Dixson’s James Cook University PhD supervisor, the now retired Philip Munday, is at the centre of complaints. In an email to Crikey, Munday said he had “no involvement” with the paper.
An independent investigation by the University of Delaware found that three of Dixson’s papers required retraction on the basis of research misconduct — namely duplicated data and an impossible number of experiments in the time frame reported.
The panel also found a broader pattern of “sloppiness, poor recordkeeping, copying and pasting within spreadsheets, [and] errors within many papers under investigation”, but its requests for retraction were ignored by the journal on the basis that its own “detailed two-stage investigation” was (not clean, but …) not dirty enough to warrant retraction.
In an editor’s note, the journal said most of its concerns were cleared up when the authors published a correction on the piece (clarifying the experimental time frame) and provided public access to the data (albeit riddled with errors).
Professor David Vaux, fellow of the Australian Academy of Science and long-term advocate for the establishment of an Australian office of research integrity, said it was an indictment on Australian research that journals could trump independent investigations with their own reviews and universities and authors could simply dodge any and all responsibility for their actions.
“If someone writes a cheque with a false signature, to just rub it out and put in another one doesn’t take away the crime,” he said.
“It’s the same ‘self-regulation’ model they used in the church and financial institutions. Everything’s against the authors wanting to clean things up and everything is protecting the institution and journals who don’t want to take any action.”
Australia stands out as one of the few countries without an independent body to regulate research integrity. China has one, as do 23 European nations. Sweden was the latest to join.
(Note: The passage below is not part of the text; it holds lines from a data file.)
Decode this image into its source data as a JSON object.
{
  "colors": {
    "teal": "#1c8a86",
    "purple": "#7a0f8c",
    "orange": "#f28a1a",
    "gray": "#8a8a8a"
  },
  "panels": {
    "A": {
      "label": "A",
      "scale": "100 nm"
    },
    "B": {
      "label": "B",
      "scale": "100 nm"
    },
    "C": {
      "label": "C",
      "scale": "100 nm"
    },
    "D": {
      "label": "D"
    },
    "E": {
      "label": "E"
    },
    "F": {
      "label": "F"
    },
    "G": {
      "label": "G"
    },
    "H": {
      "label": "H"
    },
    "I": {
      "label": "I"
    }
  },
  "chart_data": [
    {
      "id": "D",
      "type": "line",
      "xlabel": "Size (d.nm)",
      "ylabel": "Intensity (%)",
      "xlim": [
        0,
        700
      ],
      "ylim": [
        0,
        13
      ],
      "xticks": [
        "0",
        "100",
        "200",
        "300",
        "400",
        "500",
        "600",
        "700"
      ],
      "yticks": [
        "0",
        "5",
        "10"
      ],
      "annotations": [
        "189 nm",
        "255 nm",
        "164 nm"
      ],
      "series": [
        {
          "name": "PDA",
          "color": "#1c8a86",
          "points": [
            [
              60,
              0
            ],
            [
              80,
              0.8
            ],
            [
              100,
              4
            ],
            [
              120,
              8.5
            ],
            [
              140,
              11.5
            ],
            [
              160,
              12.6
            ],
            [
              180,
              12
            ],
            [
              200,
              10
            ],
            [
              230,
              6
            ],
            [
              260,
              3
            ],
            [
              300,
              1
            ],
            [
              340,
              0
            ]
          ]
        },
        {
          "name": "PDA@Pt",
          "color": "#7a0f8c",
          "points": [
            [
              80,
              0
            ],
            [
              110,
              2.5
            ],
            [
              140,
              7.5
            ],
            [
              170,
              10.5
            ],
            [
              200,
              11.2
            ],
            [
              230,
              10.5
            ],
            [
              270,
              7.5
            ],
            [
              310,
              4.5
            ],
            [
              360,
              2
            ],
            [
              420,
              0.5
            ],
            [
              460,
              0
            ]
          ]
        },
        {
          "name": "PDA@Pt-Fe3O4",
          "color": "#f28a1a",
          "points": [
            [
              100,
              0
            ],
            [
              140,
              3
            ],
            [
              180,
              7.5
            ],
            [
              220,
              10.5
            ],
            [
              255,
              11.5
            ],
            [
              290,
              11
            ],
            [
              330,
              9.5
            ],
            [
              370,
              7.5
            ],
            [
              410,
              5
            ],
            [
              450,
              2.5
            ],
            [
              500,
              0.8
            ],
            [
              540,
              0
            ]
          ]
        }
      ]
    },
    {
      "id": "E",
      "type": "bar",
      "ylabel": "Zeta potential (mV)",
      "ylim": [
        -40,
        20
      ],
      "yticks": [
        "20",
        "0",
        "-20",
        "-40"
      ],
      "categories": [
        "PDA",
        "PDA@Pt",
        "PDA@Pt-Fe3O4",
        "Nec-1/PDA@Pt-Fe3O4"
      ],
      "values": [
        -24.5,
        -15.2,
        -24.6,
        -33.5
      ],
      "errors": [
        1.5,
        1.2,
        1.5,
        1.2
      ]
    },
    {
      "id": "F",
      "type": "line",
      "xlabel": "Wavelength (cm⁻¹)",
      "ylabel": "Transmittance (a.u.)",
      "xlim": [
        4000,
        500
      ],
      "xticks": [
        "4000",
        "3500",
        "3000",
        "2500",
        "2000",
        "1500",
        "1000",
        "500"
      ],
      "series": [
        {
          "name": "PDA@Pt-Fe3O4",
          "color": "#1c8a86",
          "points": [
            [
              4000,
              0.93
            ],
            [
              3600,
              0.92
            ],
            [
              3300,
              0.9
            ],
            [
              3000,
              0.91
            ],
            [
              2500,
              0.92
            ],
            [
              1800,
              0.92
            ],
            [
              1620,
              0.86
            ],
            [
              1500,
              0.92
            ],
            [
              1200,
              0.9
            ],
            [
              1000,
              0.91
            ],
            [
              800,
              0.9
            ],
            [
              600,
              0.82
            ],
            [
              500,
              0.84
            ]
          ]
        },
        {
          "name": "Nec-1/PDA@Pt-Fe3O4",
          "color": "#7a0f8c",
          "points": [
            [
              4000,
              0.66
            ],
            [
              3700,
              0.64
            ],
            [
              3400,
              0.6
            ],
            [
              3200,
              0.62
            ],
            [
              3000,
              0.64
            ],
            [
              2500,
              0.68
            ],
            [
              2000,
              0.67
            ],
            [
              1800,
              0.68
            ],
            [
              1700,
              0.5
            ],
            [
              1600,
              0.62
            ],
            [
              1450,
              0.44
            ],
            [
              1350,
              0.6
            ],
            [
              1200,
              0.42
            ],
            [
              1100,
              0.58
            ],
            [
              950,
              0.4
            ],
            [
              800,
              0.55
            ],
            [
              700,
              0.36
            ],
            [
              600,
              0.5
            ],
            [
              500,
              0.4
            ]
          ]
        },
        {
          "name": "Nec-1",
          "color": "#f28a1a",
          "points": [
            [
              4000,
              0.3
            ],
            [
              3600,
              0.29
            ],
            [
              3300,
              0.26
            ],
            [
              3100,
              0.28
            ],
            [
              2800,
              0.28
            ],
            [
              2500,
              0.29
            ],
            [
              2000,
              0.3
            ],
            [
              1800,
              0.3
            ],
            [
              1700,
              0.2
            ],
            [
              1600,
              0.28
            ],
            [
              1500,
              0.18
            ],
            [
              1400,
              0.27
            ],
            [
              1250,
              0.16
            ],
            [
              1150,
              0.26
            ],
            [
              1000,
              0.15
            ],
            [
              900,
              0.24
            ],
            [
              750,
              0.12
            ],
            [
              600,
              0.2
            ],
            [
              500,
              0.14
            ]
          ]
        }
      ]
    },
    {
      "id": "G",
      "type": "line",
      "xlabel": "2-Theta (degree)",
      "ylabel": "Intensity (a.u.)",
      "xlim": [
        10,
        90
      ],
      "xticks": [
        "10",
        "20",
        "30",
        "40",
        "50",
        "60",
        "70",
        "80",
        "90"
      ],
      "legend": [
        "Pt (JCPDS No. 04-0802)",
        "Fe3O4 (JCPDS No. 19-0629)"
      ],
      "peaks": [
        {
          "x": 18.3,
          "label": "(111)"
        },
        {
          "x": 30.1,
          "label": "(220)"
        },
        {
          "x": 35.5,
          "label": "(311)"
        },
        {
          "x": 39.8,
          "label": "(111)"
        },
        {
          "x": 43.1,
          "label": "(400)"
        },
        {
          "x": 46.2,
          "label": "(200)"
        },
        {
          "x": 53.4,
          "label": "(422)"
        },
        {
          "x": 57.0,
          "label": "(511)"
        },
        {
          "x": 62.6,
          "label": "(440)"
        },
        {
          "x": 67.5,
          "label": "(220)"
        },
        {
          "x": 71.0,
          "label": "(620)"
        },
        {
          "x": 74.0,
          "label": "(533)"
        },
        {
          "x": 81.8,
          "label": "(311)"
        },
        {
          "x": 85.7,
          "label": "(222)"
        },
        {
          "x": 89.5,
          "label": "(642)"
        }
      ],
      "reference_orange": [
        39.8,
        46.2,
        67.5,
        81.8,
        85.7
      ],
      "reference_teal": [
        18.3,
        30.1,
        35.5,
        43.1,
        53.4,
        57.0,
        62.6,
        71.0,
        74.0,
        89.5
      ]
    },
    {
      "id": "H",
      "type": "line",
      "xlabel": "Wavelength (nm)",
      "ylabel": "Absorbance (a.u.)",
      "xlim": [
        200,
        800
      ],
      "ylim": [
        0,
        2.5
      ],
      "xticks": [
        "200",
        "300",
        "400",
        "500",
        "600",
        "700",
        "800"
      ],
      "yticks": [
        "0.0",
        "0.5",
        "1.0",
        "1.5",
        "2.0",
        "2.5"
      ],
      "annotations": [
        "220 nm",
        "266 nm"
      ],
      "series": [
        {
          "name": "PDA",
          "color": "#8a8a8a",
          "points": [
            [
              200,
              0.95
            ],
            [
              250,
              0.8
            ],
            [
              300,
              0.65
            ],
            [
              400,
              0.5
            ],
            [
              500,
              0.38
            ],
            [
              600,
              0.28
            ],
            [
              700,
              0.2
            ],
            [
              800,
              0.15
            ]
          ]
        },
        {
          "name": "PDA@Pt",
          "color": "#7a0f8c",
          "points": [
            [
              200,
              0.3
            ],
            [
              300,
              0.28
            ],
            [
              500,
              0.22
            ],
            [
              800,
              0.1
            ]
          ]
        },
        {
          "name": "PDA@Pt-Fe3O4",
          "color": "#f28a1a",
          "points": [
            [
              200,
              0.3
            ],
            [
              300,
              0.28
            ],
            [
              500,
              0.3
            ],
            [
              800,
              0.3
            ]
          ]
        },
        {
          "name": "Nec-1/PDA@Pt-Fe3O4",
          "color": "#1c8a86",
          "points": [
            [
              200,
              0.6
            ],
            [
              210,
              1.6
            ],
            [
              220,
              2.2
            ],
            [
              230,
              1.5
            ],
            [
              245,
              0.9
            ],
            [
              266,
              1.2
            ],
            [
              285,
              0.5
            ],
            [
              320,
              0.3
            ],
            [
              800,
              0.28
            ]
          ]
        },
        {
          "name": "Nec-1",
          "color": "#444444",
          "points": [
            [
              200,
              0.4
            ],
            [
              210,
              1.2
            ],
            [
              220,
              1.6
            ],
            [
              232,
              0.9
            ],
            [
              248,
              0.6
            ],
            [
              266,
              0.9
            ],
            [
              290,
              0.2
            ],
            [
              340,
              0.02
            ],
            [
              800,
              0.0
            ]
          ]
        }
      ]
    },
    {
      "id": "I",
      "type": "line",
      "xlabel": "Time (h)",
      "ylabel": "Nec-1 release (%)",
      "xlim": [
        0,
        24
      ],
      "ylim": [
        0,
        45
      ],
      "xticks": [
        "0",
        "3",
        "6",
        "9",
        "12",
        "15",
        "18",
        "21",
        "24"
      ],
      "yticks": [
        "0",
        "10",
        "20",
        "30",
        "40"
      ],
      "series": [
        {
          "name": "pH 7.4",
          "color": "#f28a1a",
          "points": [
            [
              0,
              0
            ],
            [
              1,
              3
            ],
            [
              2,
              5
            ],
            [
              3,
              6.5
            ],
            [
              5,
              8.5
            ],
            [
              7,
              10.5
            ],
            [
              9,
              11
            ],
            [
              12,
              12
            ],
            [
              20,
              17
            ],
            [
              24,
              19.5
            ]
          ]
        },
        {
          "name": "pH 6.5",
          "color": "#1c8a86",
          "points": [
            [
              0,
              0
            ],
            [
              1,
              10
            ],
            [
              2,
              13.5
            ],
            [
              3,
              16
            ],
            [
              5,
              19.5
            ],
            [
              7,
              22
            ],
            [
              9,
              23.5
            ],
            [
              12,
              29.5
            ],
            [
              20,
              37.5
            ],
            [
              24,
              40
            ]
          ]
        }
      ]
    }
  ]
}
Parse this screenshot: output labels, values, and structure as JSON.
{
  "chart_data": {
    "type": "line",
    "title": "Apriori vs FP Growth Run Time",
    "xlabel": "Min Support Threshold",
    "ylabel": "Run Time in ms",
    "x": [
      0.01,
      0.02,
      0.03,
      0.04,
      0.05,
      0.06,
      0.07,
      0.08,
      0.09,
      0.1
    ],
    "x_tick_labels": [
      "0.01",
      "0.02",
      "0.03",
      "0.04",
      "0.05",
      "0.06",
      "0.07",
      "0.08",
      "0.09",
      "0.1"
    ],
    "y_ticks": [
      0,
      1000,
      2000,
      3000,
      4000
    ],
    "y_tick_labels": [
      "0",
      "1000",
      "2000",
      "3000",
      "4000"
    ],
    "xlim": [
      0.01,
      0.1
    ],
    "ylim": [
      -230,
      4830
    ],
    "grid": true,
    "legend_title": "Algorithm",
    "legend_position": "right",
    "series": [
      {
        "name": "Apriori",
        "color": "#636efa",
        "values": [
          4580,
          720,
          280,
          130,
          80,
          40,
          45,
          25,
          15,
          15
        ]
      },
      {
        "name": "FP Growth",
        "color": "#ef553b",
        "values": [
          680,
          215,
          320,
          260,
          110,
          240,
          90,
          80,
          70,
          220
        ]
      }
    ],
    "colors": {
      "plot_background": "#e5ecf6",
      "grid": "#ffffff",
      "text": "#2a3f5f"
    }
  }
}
It was the Swedish body — the National Board for Assessment of Research Misconduct — that allowed Clark and his co-whistleblowers to finally have their complaints against the fabricated fish studies heard, escalated and actioned.
Clarks said without an equivalent systemic overhaul in Australia, existing research is undermined, current research must compete with false narratives, and future research is stalled because resources are poured into correcting the record.
“We’ve spent years and years and years chasing this,” he said. “It’s not our jobs to be doing this thing. But the problem is it’s currently no one’s job in Australia.”